Alla ripresa dell'attività amministrativa andrà rinnovata la convenzione di servizio del museo Cambiare il nome al Maga? Il sindaco Edoardo Guenzani ha buttato li l'idea nell'intervista del 29 dicembre. Non è stata una dichiarazione fatta a caso. Il primo cittadino si rende conto che, o trova alleati, o il museo rischia di avviarsi sulla strada del lento ma inesorabile declino. Si respira un'aria strana in questi giorni in via De Magri. Le cifre d'ingresso scarse ma purtroppo prevedibili per la mostra di Omar Galliani e Alessandro Busci non fanno altro che gettare altro pessimismo su un futuro tutto da decifrare, tanto più in questo periodo mentre va rinnovata la convenzione con il Comune e sono previsti cambi rispetto al passato non tanto nell'ammontare quanto nella distribuzione delle risorse. Per quanto riuscirà ancora a resistere l'ex Gam? Da qui la boutade di aprire il museo - come si è sempre detto ma poco fatto - a enti e sponsor del territorio. Ma chi può essere interessato al progetto? Non bisogna essere dei sottili analisti per dare una risposta negativa a questa domanda. Dunque, quale prospettiva? La strada da battere potrebbe essere la stessa che ha già percorso Nicola Mucci quando fece entrare nel board il ministero ai Beni culturali, tramite l'allora responsabile del dicastero Sandro Bondi. Rafforzare il legame con il governo centrale per sperare di tornare in alto. Ma è una strada tutt' altro che semplice. L'alternativa è tornare ai tempi Gam, anzi pre-Gam, ma sarebbe una sconfitta per tutta la città e un'offesa a quel grand'uomo che era Silvio Zanella, da cui la figlia Emma - ora direttrice del Maga - ha ereditato tenacia e caparbietà.
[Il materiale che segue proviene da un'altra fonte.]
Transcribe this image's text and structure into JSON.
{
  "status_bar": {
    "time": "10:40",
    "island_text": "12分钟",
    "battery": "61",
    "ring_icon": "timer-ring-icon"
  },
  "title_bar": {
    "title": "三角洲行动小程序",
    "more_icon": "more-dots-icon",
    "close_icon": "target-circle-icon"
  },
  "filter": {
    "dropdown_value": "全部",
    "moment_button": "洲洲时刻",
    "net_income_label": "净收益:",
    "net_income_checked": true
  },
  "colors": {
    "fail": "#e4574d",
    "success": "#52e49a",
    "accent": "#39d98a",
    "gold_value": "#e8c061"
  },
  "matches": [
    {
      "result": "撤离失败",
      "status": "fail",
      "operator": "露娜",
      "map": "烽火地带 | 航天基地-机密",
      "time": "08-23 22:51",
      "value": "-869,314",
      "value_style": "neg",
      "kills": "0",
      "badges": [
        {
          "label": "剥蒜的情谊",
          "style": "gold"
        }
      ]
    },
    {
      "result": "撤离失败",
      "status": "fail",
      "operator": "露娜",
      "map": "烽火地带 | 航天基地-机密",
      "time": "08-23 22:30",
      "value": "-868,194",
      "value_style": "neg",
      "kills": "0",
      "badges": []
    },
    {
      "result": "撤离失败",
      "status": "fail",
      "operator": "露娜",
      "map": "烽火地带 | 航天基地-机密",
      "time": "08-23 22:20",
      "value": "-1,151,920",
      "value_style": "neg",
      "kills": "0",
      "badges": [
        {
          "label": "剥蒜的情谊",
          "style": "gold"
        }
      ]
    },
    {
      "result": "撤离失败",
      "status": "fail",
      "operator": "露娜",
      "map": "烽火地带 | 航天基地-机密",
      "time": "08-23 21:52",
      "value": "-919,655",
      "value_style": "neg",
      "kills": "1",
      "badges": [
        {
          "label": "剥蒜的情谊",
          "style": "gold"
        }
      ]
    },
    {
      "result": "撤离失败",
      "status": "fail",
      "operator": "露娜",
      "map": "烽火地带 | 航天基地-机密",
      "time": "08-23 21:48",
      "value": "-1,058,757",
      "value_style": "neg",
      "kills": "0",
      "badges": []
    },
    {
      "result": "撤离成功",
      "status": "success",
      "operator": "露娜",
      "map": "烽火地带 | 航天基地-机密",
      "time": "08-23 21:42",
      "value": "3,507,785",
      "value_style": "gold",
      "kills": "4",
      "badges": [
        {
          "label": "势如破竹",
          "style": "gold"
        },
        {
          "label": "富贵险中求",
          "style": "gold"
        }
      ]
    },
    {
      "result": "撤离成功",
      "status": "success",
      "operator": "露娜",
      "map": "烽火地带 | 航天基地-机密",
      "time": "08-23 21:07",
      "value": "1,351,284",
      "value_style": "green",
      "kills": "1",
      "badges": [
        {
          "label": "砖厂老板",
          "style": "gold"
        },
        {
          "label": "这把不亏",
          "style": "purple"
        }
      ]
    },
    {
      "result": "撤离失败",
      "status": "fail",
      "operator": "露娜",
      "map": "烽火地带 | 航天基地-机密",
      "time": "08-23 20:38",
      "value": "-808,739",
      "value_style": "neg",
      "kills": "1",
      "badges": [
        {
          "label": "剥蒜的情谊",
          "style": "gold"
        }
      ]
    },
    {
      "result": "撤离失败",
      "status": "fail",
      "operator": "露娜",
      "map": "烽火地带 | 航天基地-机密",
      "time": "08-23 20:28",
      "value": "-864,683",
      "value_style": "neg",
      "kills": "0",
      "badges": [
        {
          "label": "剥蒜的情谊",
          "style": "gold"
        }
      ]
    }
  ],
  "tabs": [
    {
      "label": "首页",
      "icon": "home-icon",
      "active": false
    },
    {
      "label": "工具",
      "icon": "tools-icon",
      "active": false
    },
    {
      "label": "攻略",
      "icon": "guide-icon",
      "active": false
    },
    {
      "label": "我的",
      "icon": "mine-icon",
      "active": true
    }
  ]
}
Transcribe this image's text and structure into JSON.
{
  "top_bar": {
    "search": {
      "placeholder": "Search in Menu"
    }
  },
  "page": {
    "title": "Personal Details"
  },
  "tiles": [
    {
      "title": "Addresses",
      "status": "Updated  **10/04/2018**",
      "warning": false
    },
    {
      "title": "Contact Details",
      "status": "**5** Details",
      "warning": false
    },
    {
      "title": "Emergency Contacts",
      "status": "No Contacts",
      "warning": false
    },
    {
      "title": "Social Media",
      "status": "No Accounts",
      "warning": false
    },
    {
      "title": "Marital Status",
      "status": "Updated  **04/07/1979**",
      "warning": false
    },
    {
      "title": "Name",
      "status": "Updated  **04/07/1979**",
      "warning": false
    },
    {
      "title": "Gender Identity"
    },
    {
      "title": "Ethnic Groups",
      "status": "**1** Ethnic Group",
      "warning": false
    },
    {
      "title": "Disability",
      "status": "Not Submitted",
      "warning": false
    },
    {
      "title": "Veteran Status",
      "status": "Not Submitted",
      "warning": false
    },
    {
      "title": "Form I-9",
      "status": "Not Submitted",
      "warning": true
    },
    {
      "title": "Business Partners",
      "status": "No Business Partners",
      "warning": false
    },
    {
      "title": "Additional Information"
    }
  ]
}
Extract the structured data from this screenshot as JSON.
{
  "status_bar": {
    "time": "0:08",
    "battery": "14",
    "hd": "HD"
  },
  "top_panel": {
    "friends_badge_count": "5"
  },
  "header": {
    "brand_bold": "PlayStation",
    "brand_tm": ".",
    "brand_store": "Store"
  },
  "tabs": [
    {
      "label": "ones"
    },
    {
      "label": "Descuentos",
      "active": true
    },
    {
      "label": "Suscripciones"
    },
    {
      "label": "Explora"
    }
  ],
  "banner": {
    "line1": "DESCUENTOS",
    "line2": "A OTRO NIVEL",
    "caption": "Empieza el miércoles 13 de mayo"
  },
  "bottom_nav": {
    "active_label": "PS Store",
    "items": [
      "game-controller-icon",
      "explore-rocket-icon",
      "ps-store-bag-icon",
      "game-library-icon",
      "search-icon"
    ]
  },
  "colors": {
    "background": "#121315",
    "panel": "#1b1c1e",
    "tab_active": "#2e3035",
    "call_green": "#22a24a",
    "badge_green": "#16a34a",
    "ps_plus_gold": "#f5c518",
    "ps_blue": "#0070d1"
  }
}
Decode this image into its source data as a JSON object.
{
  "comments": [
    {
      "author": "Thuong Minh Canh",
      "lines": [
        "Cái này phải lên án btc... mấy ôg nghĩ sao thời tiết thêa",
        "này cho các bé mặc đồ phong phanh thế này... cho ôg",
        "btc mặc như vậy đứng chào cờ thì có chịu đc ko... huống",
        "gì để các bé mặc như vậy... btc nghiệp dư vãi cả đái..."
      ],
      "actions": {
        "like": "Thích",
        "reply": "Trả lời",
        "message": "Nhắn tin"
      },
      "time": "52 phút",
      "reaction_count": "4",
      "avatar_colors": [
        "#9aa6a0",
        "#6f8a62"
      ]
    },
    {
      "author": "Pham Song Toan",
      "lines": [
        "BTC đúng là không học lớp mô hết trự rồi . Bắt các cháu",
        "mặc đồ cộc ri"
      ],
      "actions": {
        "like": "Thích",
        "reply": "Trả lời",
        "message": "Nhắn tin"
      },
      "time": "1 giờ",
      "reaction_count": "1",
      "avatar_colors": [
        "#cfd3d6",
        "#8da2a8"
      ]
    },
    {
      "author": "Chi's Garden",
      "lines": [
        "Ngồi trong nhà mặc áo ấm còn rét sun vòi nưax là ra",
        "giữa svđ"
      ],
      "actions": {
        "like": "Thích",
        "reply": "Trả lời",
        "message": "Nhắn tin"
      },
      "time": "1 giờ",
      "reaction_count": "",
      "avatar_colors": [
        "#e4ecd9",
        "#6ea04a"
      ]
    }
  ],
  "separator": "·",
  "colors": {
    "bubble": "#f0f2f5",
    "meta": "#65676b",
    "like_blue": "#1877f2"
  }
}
Dunque al sindaco Edoardo Guenzani e al presidente Giacomo Buonanno resta il cerino acceso in mano. Come fare per non bruciarsi? Credere che un'altra via sia possibile. Una strada che permetta al Maga di rimanere in alto pur in una periodo difficile come questo. Alla ripresa dell'attività politica e amministrativa questo sarà uno dei principali temi di dibattito.
Gallarate. Maga futuro incerto se mancano i soldi
Il sindaco Edoardo Guenzani ha espresso l'idea di cambiare il nome del museo "Maga" in "Cambiano" per rinnovare la convenzione di servizio con il Comune. Il museo sta affrontando difficoltà economiche e il sindaco teme che se non si trova una soluzione, il museo potrebbe declinare. Ha proposto di aprire il museo a enti e sponsor del territorio per aumentare le risorse. L'alternativa è tornare ai tempi del "Gam" o pre-Gam, ma sarebbe una sconfitta per la città e un'offesa a Silvio Zanella, fondatore del museo. Il sindaco e il presidente Giacomo Buonanno devono trovare una soluzione per non bruciarsi.